There were plenty of things to do growing up in Dorchester. I’d play stickball with
Barry Solomon and Arnie Black and other kids in the alleyway between the two
apartment building across the street. We’d either use half a “pinkie” rubber
ball or a “pimple” ball. Eventually those were replaced when the first “wiffle” balls
came out. We’d also play “Three Flies Out” off the cement front steps of a building
across from Barry’s house. If we didn’t have a rubber ball, we flip baseball cards
on the front porch.
Another game we played was “Buck, Buck” but you really needed a bunch of kids
to make up two teams. We played “Redlight” and Dodgeball, and of course “Hide
and Seek” which was best played around twilight on summer evenings. We didn’t
play much basketball when I lived on Capen St because the basketball courts
behind the Thompson School was where the older kids hung out.

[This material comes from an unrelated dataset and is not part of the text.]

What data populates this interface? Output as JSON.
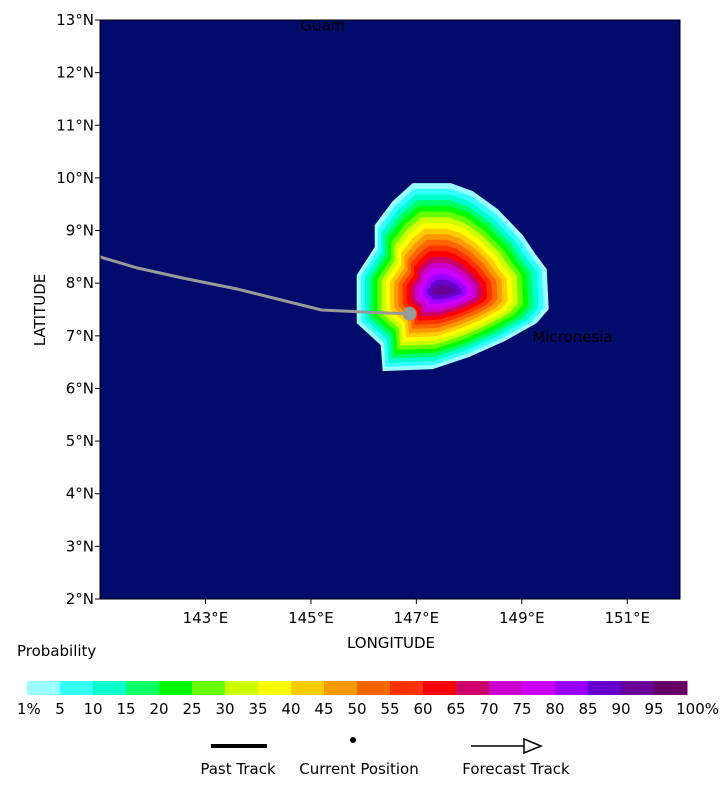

Winters after a snow storm we’d go around the corner and sled down Selden
St. Back then they seldom plowed the side streets down to bare pavement
on the side streets tight away, but then again, there weren’t quite as many
people driving cars as there are today. We played street hockey before they
came up with plastic pucks and stick blades, and we “skated” our shoes on
the icy streets.
And if there was a rainstorm or it was snowing out, then you read a library
book, or a comic book, or maybe watched some black & white tv if there
was something good on to watch, like one of the Tarzan movies Channel
7 showed on Sunday afternoons on ”Cinema 7”.(This was the age before
Sunday afternoons were taken over by the NFL)
These days I look at all the technology we have around to entertain ourselves
and our kids, but at one time people could do that with far less. All we needed
was a rubber ball, or a piece of chalk, or a favorite book.